Patient enrollment in the mid-phase trevogrumab study is anticipated to start in the middle of 2024, as previously indicated by Regeneron. A trial assessing a high dosage of trevogrumab in healthy volunteers is fully enrolled.
Daniel Skovronsky, chief scientific officer and president of Lilly Research Laboratories & Lilly Immunology, addressed a similar issue regarding his company’s upcoming muscle-preserving weight loss medication, bimagrumab.
“Compared to incretins, bimagrumab has a very different mechanism of weight loss, but we think it could be important when combined with incretins,” Skovronsky stated. In July 2023, Lilly purchased bimagrumab by acquiring Versanis Bio for $1.9 billion.
In a phase 2 study, the monoclonal antibody is being investigated in conjunction with semaglutide, and it binds the activin/myostatin type II receptors ActRIIA and ActRIIB. The purpose of the trial is to determine if bimagrumab can maintain or grow muscle mass in response to weight reduction or fat loss. The main outcome is the change in baseline body weight at 48 weeks. Secondary endpoints include changes in lean mass, body mass index, HbA1c, visceral adipose tissue, total body fat mass, body fat percentage, and quality of life.

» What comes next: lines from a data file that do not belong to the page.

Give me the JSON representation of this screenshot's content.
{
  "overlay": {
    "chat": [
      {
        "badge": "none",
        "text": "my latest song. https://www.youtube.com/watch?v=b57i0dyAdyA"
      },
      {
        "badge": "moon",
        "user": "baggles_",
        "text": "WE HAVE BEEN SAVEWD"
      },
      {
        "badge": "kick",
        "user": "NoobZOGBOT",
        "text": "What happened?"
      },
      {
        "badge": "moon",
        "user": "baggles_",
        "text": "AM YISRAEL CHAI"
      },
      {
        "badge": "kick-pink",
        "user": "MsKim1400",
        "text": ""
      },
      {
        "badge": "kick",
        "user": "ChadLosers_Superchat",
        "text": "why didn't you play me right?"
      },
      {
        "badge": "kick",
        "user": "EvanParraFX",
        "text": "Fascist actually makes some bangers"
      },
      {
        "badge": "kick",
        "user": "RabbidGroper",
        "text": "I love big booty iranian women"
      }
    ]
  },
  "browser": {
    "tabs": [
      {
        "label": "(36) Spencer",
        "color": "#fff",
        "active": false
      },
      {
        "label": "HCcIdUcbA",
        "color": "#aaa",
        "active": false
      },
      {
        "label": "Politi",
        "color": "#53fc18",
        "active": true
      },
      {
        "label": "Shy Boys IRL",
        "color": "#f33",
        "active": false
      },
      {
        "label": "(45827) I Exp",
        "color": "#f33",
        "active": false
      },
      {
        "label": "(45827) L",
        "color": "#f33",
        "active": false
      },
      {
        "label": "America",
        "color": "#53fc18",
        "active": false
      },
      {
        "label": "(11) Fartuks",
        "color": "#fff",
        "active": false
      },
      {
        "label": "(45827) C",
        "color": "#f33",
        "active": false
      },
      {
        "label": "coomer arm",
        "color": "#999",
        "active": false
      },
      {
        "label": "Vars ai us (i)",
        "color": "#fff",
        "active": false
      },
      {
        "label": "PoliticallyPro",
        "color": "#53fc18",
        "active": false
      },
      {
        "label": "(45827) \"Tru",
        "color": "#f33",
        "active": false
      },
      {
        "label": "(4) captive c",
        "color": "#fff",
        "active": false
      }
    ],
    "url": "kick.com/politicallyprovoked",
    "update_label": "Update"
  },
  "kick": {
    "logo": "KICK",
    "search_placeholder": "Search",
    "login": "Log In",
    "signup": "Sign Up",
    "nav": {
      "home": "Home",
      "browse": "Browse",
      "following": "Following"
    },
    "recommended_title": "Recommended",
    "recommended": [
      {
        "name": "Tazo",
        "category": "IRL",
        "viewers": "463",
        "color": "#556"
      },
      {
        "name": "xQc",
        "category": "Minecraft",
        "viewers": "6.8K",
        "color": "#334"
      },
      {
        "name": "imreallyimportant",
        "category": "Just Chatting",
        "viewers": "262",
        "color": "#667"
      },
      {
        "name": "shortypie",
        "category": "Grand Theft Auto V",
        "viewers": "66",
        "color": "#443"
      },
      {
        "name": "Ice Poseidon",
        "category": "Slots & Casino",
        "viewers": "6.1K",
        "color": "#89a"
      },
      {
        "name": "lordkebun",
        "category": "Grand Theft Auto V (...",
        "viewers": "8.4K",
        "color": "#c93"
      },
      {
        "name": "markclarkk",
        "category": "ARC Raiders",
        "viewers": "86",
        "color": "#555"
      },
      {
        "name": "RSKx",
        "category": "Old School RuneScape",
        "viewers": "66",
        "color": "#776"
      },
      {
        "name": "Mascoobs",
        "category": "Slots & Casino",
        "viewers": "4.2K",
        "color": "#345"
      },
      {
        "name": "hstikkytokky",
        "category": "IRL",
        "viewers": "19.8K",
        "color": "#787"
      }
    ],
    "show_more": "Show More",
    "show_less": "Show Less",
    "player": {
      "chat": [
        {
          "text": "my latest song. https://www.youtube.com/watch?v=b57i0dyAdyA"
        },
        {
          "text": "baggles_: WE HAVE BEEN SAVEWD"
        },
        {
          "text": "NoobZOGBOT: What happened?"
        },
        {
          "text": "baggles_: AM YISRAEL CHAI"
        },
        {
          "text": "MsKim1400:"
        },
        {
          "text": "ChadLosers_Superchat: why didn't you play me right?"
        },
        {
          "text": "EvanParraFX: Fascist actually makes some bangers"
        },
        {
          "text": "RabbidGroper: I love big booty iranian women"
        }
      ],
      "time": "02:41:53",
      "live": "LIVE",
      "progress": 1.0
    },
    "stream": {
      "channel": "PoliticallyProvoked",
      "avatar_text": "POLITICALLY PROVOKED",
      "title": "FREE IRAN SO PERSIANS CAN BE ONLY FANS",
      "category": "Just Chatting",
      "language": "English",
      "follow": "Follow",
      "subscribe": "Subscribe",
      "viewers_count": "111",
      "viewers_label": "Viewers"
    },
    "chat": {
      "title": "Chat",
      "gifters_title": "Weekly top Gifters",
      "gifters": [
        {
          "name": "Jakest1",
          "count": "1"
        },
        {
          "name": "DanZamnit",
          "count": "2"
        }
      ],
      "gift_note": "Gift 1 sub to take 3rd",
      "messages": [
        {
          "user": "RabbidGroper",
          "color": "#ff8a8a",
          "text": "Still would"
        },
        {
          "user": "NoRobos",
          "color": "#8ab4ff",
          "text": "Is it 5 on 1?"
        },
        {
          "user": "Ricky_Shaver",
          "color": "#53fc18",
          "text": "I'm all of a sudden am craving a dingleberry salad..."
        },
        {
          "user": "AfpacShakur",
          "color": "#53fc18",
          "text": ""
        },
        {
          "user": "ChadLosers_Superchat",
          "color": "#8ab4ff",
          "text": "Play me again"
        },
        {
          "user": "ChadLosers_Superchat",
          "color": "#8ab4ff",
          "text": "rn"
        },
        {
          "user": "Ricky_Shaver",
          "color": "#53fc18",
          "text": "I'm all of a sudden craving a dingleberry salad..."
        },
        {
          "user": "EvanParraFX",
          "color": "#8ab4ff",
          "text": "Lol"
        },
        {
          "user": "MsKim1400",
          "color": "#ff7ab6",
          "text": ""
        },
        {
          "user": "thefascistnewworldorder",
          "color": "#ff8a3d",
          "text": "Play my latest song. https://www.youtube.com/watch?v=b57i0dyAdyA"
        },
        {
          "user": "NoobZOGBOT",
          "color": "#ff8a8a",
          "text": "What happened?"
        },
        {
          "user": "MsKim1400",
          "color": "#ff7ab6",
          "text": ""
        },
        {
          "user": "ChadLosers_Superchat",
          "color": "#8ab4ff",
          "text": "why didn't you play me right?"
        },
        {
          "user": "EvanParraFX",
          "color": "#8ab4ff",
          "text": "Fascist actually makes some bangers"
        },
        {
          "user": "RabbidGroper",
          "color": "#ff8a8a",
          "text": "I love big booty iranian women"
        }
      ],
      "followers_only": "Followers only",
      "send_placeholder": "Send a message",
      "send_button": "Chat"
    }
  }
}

When bimagrumab is used with an incretin medication such as semaglutide, Lilly hopes to see a change in adipose tissue or body fat and muscle mass, particularly an increase in the ratio of lean-to-fat mass.
Similar secondary outcomes to Lilly’s test are found in Regeneron’s phase 2 trial. These include changes in body weight, thigh muscle volume, lean mass, waist circumference, and physical function. Yancopoulos thinks that maintaining muscle mass is still more important than losing weight overall.